Why was the $243$-graph version of Conway's $99$-graph problem easy enough to be solved? I know that there is a thousand-dollar prize for Conway's 99-graph problem. I also know that there is a graph called the Berlekamp–Van Lint–Seidel graph that solves the 243-graph version of this problem. Why was the 243-graph problem easier than the 99-graph problem even though all the conditions for the existence of such a graph were true?
 A: Even for $99$ vertices, you can't just solve a problem like this by checking all approximately-$10^{1304}$ possible graphs to see if they satisfy the condition. Both of these cases of the problem are out of the reach of brute force.
So what do we do if we abandon brute force, because checking all graphs is hard? We can hope to find an answer that's a very nice graph with a simple and highly symmetric construction. Here, $243$ has an advantage over $99$, because $243 = 3^5$ is a high power of a small prime. We can define Berlekamp–Van Lint–Seidel graph in terms of modulo-$3$ arithmetic in $\mathbb F_3^5$. When we do this, it's so symmetric that we can check Conway's condition for it by checking it for just one pair of adjacent vertices and one pair of non-adjacent vertices.

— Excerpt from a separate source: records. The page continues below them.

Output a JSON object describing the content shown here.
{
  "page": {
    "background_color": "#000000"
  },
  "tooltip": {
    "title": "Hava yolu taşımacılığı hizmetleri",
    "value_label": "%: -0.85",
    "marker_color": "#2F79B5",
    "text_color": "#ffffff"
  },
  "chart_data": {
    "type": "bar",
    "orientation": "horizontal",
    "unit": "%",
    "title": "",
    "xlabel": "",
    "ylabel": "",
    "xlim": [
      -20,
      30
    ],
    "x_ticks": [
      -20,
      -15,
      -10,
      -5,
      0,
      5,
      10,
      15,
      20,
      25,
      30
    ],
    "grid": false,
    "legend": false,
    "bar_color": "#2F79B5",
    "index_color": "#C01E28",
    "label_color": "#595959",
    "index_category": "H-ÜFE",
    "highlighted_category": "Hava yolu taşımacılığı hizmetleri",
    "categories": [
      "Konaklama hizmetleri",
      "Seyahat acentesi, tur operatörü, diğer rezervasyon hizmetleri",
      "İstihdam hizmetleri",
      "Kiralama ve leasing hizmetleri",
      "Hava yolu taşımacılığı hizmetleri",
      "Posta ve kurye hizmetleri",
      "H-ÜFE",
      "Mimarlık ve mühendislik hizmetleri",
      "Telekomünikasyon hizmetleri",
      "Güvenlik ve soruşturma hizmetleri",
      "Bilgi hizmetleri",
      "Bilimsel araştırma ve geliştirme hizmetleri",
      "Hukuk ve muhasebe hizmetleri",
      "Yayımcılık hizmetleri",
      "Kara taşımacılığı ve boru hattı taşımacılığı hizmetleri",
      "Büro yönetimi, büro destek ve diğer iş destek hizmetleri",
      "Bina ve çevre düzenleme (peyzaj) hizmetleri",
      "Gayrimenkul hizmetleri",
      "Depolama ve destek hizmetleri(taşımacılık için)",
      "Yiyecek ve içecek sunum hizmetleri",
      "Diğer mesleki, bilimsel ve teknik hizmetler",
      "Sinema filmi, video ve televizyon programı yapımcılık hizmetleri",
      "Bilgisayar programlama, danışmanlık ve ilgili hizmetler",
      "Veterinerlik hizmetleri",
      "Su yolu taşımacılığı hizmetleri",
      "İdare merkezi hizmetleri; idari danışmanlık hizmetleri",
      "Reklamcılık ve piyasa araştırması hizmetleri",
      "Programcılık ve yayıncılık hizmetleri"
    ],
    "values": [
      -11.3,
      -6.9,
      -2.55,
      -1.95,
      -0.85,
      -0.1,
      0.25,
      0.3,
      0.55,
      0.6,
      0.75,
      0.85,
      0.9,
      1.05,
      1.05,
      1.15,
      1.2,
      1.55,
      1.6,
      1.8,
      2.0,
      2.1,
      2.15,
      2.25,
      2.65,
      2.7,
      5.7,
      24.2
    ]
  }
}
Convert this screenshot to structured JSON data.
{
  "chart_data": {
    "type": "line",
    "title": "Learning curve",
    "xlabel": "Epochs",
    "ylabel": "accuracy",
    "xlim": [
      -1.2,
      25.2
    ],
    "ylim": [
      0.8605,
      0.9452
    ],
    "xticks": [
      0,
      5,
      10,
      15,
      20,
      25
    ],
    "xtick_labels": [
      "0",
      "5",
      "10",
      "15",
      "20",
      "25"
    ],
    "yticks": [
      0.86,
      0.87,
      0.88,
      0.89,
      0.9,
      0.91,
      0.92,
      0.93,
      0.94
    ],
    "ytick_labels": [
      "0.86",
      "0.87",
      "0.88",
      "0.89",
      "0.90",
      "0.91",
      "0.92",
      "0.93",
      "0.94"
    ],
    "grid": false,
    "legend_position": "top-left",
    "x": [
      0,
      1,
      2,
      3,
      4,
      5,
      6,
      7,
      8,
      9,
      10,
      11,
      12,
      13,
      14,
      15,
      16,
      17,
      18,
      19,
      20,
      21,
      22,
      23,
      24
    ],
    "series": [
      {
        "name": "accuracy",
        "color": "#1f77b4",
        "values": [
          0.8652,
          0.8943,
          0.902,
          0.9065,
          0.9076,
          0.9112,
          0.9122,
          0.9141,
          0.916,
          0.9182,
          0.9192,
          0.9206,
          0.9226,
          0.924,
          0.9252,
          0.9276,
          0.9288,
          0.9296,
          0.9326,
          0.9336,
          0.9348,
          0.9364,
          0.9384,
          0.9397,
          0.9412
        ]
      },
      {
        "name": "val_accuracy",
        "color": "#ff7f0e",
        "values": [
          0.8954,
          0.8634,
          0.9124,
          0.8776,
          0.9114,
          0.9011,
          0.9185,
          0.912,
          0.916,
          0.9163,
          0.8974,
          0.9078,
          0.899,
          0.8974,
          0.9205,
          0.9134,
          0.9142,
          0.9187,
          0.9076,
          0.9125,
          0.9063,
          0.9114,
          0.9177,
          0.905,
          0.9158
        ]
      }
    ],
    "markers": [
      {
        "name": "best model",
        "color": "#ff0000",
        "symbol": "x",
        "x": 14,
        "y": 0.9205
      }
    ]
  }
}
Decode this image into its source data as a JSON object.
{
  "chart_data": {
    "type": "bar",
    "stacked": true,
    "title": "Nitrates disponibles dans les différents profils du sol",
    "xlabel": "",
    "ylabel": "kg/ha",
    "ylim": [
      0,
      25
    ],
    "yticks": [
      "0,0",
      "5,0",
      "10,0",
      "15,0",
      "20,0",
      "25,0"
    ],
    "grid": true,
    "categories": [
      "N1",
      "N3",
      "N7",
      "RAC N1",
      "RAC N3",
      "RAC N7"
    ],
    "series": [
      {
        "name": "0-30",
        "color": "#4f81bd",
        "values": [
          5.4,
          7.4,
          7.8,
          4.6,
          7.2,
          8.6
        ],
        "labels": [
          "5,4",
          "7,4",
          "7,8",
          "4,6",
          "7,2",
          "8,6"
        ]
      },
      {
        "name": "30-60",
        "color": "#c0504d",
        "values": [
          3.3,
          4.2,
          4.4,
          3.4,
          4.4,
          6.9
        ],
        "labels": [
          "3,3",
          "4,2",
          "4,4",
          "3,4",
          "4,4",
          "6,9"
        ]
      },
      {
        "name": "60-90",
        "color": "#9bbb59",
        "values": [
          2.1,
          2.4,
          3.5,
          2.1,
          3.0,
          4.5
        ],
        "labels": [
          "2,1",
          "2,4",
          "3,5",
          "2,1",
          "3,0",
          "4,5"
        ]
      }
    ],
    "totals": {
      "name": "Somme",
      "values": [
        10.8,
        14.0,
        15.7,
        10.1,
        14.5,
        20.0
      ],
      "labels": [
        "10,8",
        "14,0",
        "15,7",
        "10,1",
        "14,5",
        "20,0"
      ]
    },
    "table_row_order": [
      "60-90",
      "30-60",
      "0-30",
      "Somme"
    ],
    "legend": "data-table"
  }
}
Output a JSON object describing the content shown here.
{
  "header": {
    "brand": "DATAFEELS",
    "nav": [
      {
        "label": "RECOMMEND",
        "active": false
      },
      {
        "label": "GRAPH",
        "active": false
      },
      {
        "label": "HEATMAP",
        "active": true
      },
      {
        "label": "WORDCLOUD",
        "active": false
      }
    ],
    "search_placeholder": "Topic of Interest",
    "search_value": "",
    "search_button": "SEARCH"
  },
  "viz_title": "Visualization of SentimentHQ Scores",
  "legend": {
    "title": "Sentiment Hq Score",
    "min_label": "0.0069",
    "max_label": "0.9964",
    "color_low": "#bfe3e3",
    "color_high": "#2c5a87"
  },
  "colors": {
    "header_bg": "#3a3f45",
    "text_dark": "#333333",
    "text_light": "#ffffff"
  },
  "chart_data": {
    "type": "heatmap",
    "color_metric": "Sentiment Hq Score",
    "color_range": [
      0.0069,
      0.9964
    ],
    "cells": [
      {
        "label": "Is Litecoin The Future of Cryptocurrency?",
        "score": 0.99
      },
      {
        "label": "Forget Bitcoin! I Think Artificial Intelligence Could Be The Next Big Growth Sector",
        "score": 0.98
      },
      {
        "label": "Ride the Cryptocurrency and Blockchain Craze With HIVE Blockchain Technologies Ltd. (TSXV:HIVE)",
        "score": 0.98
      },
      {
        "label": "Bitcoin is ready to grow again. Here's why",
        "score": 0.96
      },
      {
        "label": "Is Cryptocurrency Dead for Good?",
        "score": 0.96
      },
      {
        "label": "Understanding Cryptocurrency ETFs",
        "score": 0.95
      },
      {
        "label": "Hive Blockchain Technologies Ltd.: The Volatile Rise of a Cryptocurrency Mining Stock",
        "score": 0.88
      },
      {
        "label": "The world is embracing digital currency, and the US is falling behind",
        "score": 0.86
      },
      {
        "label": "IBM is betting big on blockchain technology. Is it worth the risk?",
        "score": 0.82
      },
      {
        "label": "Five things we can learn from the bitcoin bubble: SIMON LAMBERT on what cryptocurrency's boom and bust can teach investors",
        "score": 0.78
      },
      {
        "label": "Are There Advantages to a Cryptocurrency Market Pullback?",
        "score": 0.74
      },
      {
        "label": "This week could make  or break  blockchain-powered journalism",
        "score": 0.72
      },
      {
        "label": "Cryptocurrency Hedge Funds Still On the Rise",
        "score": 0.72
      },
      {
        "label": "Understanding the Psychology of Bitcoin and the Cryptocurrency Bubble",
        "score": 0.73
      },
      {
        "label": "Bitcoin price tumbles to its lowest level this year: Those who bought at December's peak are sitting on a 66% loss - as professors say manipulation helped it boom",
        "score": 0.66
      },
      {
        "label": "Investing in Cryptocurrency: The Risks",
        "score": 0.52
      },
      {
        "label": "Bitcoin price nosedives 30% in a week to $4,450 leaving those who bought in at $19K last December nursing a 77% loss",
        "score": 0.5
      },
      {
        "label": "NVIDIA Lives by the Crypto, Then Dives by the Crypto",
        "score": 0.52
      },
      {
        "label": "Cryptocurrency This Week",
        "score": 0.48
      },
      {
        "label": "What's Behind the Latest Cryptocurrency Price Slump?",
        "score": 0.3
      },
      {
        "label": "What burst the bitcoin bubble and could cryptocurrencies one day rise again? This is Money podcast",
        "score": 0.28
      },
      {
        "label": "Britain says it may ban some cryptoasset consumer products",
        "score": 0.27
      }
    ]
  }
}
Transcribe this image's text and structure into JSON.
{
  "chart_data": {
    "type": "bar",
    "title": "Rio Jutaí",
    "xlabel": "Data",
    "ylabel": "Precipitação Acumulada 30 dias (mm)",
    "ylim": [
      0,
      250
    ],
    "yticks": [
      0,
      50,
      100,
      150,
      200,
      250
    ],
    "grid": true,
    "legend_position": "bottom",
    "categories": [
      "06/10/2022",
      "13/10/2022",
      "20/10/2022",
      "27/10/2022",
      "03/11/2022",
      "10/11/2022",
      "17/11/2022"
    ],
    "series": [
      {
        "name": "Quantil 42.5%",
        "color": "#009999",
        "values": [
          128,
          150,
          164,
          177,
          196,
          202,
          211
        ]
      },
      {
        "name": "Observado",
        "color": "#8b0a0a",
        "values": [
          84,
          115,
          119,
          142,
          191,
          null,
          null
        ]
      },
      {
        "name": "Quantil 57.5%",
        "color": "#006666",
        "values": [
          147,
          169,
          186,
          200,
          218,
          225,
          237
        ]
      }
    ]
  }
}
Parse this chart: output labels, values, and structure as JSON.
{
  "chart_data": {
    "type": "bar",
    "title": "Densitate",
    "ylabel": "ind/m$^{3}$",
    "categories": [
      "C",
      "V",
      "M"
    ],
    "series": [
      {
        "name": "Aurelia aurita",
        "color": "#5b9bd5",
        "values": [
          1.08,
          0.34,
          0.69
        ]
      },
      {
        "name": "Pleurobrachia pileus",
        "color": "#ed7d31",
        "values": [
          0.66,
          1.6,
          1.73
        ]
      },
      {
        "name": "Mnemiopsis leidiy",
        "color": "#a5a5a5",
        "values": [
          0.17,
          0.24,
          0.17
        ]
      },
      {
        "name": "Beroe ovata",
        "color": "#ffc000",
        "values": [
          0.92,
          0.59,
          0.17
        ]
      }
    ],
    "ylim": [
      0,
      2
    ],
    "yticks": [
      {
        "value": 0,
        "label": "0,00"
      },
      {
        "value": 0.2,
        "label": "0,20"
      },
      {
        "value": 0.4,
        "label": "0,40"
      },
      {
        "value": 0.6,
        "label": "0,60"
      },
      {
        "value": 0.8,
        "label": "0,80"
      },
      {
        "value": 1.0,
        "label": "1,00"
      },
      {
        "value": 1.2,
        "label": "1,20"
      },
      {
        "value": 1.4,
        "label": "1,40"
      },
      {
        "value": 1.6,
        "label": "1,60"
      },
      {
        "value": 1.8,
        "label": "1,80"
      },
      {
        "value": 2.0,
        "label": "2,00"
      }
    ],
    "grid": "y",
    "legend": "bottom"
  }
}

With $99$ vertices, there is no hope for an equally-nice construction. It has already been checked (by Wilbrink in 1984) that there's no vertex-transitive solution. We cannot prove that there is no $99$-vertex solution at all, because it's hard to guarantee that a weird, asymmetric, messy graph will not spontaneously happen to satisfy Conway's condition. But we also don't know where to start looking for weird, asymmetric, messy solutions.